Australian National University


Primary Section: 12, Astronomy
Membership Type:
International Member (elected 2017)

Biosketch

Ken Freeman is Duffield Professor emeritus at the Australian National University (Research School of Astronomy & Astrophysics, Mount Stromlo Observatory) in Canberra. He studied mathematics at the University of Western Australia and theoretical astrophysics at the University of Cambridge, followed by a postdoctoral year at McDonald Observatory (University of Texas) with G. de Vaucouleurs and a year as  a fellow of Trinity College, Cambridge. He returned to Australia in 1967 as a Queen Elizabeth II Fellow at Mt Stromlo Observatory, joined the Mount Stromlo staff in 1970 and has been there ever since.  He held an appointment as Distinguished Visiting Scientist at the Space Telescope Science Institute in Baltimore for many years. He won the Dannie Heineman prize of the American Institute of Physics and the American Astronomical Society for 1999. In 2001, he was named by ISI as one of Australia's 35 most highly cited scientists (ranked 5).

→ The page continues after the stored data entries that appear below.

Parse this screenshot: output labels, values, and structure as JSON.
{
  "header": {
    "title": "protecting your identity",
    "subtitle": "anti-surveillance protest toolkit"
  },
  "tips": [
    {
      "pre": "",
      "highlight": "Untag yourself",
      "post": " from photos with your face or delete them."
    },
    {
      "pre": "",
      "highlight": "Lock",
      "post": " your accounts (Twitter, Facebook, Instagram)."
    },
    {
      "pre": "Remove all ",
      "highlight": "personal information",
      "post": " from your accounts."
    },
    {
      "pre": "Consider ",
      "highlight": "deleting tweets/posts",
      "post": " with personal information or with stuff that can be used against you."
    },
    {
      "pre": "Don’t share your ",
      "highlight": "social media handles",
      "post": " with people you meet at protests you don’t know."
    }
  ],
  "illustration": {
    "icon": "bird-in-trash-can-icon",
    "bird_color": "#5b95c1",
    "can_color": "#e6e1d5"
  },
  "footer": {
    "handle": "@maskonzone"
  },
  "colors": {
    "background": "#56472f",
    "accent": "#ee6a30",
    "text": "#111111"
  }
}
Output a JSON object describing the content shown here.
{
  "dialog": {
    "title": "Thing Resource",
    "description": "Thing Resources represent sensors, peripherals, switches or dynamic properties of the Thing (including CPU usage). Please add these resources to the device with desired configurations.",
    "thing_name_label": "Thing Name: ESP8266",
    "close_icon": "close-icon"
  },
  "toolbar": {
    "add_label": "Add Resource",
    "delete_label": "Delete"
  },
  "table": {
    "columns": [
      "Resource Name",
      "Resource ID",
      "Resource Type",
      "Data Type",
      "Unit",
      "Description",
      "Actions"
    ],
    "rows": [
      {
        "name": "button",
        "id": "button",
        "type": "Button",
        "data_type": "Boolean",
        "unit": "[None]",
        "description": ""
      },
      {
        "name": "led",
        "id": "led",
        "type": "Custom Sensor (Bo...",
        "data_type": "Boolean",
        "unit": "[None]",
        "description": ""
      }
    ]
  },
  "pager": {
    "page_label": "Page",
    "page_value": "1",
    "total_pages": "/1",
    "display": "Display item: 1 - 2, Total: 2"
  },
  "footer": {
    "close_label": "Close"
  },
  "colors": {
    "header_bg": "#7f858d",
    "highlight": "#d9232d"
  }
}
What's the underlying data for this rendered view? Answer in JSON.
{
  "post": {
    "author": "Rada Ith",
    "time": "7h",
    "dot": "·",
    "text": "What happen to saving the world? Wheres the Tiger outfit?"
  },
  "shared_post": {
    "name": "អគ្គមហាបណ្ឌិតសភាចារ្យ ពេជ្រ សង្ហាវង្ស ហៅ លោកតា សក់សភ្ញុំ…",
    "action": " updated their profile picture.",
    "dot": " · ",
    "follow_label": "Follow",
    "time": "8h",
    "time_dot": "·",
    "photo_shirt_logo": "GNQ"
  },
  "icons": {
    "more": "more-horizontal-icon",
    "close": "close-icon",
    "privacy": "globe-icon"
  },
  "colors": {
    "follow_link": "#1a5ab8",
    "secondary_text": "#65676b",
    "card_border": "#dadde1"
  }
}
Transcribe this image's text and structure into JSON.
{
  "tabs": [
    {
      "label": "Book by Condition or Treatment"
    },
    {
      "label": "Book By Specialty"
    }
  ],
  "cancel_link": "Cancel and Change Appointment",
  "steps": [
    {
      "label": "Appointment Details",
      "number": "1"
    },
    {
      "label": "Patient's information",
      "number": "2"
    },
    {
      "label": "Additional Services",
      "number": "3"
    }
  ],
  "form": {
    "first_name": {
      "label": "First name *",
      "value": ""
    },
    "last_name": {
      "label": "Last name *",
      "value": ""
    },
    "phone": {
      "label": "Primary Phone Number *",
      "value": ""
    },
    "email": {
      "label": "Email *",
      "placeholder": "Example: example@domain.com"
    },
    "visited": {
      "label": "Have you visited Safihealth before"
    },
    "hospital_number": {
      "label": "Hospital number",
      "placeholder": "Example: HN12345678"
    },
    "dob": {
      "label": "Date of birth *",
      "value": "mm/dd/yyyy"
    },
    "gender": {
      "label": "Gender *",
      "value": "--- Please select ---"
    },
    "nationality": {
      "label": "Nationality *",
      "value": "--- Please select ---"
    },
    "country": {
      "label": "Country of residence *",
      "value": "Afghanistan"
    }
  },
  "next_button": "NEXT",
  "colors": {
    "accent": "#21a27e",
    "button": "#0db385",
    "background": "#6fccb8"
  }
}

He won the Prime Minister's Prize for Science in 2012, the Matthew Flinders  Medal of the Australian Academy of Science in 2013, and was the Henry Norris Russell  Lecturer (American Astronomical Society) in 2013. In 2014 he won the international Gruber Prize for Cosmology. He became a Fellow of the Australian Academy of Science (FAA) in 1981 , a Fellow of the Royal Society of London (FRS) in 1998, and a foreign associate of the NAS in 2017.  He was appointed as Companion of the Order of Australia in 2017.

Research Interests

My research interests are in the formation and dynamics of galaxies and globular clusters, and particularly in the problem of dark matter in galaxies. I was one of the first to point out (1970) that spiral galaxies contain a large fraction of dark matter.